Although the draft bill is only signed by the pro-independence parties, ERC is confident it will be supported by En Comú and even PSC in some aspects. The latter party yesterday expressed "serious doubts" that an administrative body like the Central Electoral Commission can remove a Catalan president from office.
Motions from PSC and En Comú
Indeed, both PSC, the Catalan affiliate of the party of Spanish prime minister Pedro Sánchez, and En Comú have presented their own motions to be voted on during this afternoon's debate in the Parliament.
PSC's motion agrees in some aspects with the pro-independence bill.

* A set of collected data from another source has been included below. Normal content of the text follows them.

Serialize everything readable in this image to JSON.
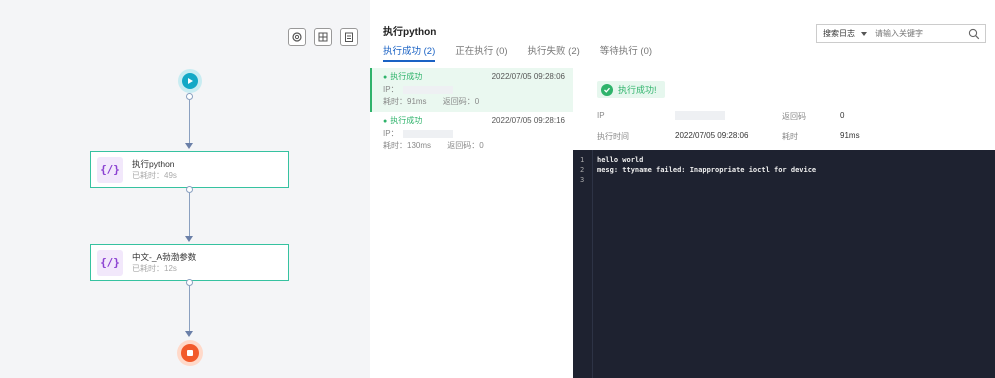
{
  "flow": {
    "tasks": [
      {
        "name": "执行python",
        "elapsed": "已耗时：49s",
        "icon_text": "{/}"
      },
      {
        "name": "中文-_A勃渤参数",
        "elapsed": "已耗时：12s",
        "icon_text": "{/}"
      }
    ]
  },
  "panel": {
    "title": "执行python",
    "tabs": [
      {
        "label": "执行成功 (2)",
        "active": true
      },
      {
        "label": "正在执行 (0)",
        "active": false
      },
      {
        "label": "执行失败 (2)",
        "active": false
      },
      {
        "label": "等待执行 (0)",
        "active": false
      }
    ],
    "search": {
      "select_label": "搜索日志",
      "placeholder": "请输入关键字"
    }
  },
  "executions": [
    {
      "status": "执行成功",
      "date": "2022/07/05 09:28:06",
      "ip_label": "IP：",
      "duration": "耗时：91ms",
      "code": "返回码：0"
    },
    {
      "status": "执行成功",
      "date": "2022/07/05 09:28:16",
      "ip_label": "IP：",
      "duration": "耗时：130ms",
      "code": "返回码：0"
    }
  ],
  "detail": {
    "badge": "执行成功!",
    "ip_label": "IP",
    "code_label": "返回码",
    "code_value": "0",
    "time_label": "执行时间",
    "time_value": "2022/07/05 09:28:06",
    "duration_label": "耗时",
    "duration_value": "91ms"
  },
  "console": {
    "lines": [
      {
        "n": "1",
        "text": "hello world"
      },
      {
        "n": "2",
        "text": "mesg: ttyname failed: Inappropriate ioctl for device"
      },
      {
        "n": "3",
        "text": ""
      }
    ]
  },
  "colors": {
    "accent": "#1a62c4",
    "success": "#2fb36b",
    "start": "#13a8c6",
    "end": "#f25a2b",
    "console_bg": "#1e2230"
  }
}
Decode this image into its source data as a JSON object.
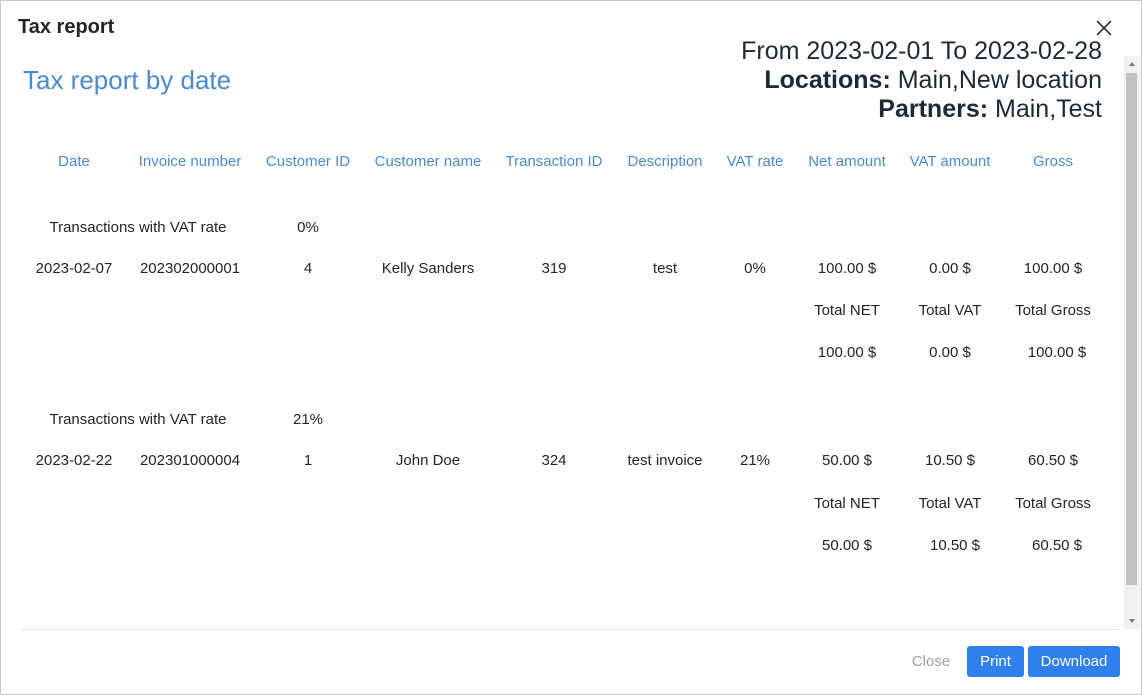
{
  "modal": {
    "title": "Tax report",
    "close_icon": "close-icon"
  },
  "report": {
    "title": "Tax report by date",
    "range_text": "From 2023-02-01 To 2023-02-28",
    "locations_label": "Locations:",
    "locations_value": " Main,New location",
    "partners_label": "Partners:",
    "partners_value": " Main,Test"
  },
  "columns": [
    "Date",
    "Invoice number",
    "Customer ID",
    "Customer name",
    "Transaction ID",
    "Description",
    "VAT rate",
    "Net amount",
    "VAT amount",
    "Gross"
  ],
  "groups": [
    {
      "label": "Transactions with VAT rate",
      "rate": "0%",
      "rows": [
        {
          "date": "2023-02-07",
          "invoice": "202302000001",
          "customer_id": "4",
          "customer_name": "Kelly Sanders",
          "transaction_id": "319",
          "description": "test",
          "vat_rate": "0%",
          "net": "100.00 $",
          "vat": "0.00 $",
          "gross": "100.00 $"
        }
      ],
      "totals_labels": {
        "net": "Total NET",
        "vat": "Total VAT",
        "gross": "Total Gross"
      },
      "totals": {
        "net": "100.00 $",
        "vat": "0.00 $",
        "gross": "100.00 $"
      }
    },
    {
      "label": "Transactions with VAT rate",
      "rate": "21%",
      "rows": [
        {
          "date": "2023-02-22",
          "invoice": "202301000004",
          "customer_id": "1",
          "customer_name": "John Doe",
          "transaction_id": "324",
          "description": "test invoice",
          "vat_rate": "21%",
          "net": "50.00 $",
          "vat": "10.50 $",
          "gross": "60.50 $"
        }
      ],
      "totals_labels": {
        "net": "Total NET",
        "vat": "Total VAT",
        "gross": "Total Gross"
      },
      "totals": {
        "net": "50.00 $",
        "vat": "10.50 $",
        "gross": "60.50 $"
      }
    }
  ],
  "footer": {
    "close_label": "Close",
    "print_label": "Print",
    "download_label": "Download"
  },
  "colors": {
    "accent": "#2f80ed",
    "link_blue": "#4a8bd0",
    "muted": "#9aa0a6"
  }
}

Specifically, they "note that the causes for the dismissal of the president are set out in the Statute [of Autonomy of Catalonia], the presidency law and the Parliament's rules" and that, relevantly, the sentence from the High Court of Justice of Catalonia banning him from office, behind the Commission's decision, "is not yet final". It goes further and calls on the Parliament's Board to appeal the Electoral Commission's ruling.
Catalunya en Comú, meanwhile, have submitted a bill in practically the same spirit as that of JxCat, ERC and CUP, but with a more modulated tone and avoiding any reference to self-determination. It says the Commission "has overreached in its role, violating the right to passive suffrage" and rejects the decisions to ban both Torra and Junqueras from holding public office. It links yesterday's decision to a "strategy from the right and far right to interfere in the investiture debate".